Do you feel that the show is relevant to today’s audience? How?
“Brighton Beach Memoirs” features the fights and reconciliations that are common to many families. These fights arise from tensions due to being in a lower socioeconomic class (Jewish-American immigrants). The family debates with each other about whether they’re obliged to let refugees, escaping the violence and despair in happening in their native countries, into their house. All the laughs and heartwarming family moments of the show take place under the shadow of rising geopolitical turmoil (this show is set right before the Second World War). I would argue that this play is even more relevant today than it was when it premiered in 1982.
Did you face any difficulties as you sought to bring this show to life?

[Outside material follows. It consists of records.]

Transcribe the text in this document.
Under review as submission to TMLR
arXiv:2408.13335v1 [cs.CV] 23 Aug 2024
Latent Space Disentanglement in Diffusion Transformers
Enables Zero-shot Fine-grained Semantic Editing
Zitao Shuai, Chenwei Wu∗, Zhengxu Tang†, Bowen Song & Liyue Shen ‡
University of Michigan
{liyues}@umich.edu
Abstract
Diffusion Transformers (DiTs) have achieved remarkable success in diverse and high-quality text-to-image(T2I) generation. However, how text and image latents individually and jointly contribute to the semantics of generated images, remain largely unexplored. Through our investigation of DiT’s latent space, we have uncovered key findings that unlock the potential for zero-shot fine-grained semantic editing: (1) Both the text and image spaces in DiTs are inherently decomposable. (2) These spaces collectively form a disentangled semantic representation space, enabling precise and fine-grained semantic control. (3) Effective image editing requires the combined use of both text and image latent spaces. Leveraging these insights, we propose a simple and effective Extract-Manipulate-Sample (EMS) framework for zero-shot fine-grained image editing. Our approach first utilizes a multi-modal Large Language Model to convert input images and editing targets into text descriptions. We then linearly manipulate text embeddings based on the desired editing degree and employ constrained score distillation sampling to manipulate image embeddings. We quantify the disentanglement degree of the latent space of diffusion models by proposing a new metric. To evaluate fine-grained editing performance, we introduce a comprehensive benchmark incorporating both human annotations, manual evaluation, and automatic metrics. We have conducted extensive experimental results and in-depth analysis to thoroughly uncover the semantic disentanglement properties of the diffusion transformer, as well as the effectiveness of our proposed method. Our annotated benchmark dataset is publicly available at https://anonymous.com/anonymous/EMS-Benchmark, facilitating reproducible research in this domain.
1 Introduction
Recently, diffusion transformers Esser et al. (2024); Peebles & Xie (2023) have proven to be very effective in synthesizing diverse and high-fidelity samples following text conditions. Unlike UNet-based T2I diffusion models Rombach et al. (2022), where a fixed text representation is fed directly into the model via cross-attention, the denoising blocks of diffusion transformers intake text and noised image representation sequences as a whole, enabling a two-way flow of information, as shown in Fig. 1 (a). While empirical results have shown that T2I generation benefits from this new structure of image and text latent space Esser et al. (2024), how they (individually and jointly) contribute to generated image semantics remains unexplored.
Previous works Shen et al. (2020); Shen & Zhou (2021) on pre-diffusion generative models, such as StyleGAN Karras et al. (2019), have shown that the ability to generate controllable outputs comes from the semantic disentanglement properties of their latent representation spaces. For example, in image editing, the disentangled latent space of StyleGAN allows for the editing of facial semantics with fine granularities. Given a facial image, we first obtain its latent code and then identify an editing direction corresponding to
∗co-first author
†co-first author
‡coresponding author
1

It’s always a challenge doing a show where we’re trying to evoke a very specific time period, in the costuming, the stage dressing, the acting decisions, etc. Luckily we have a very hardworking and knowledgeable crew at Newtowne which includes Kristina Faison, our costumer, and Wade Thompson, our set dresser. The biggest challenge was the fact that this script called for two floors, and the Newtowne stage is relatively small. Steve Pugh (set designer), Timothy Joyce (stage manager), and I came to the conclusion that we would have a second floor, raised a couple of feet and behind the living and dining rooms, and separate the upstage bedrooms with scrim walls, which are opaque when lit from the front and transparent when lit from behind. Many people have said that the effect, when combined with our great lighting design (done by Jay McKulka, Jr.), is quite striking, and I’m inclined to agree!
How has this experience grown you as a director?
After some time, I’ve come to the conclusion that “A Streetcar Named Desire” (the show I directed last year) is a melodrama- probably the best melodrama ever written, but Tennessee Williams calls for giant, explosive swings of raw emotion, perhaps at the expense of some subtlety. It was challenging in its own, equal way, and those actors worked just as hard and impressed just as much, but “Brighton Beach Memoirs” required a much more delicate touch from me personally. There’s no soul-crushing depression or volcanic hatred in Simon’s play, and so I had to ask my actors to do some very minute, careful study into their characters. They had to balance resentments and turmoil with the fact that, at the end of the day, this is a loving, tight-knit family. This is on top of the fact that humor, in general, can be incredibly difficult to pull off. Neil Simon’s script is amazingly funny and does a lot of the work, but the actors must understand intricately what sort of actions, movement, and line delivery will maximize the audience’s laughter while avoiding jumping the shark or getting out of character.
What is your favorite line from “Brighton Beach Memoirs?” Why?
Jack, the patriarch of the family, says to his son Stanley near the end of the show:
“You think your father’s a perfect human being? If you grow up thinking I was perfect, you’ll hate yourself for every mistake you ever make.”
I think this is a great line to capture the essence of the play- a lot of the tension of the show comes from unhealthy self-judgement, as well as misunderstanding those who are closest to you. In admitting his own faults, the father lets his son forgive and accept himself as someone who occasionally screws up but still tries to be a good person.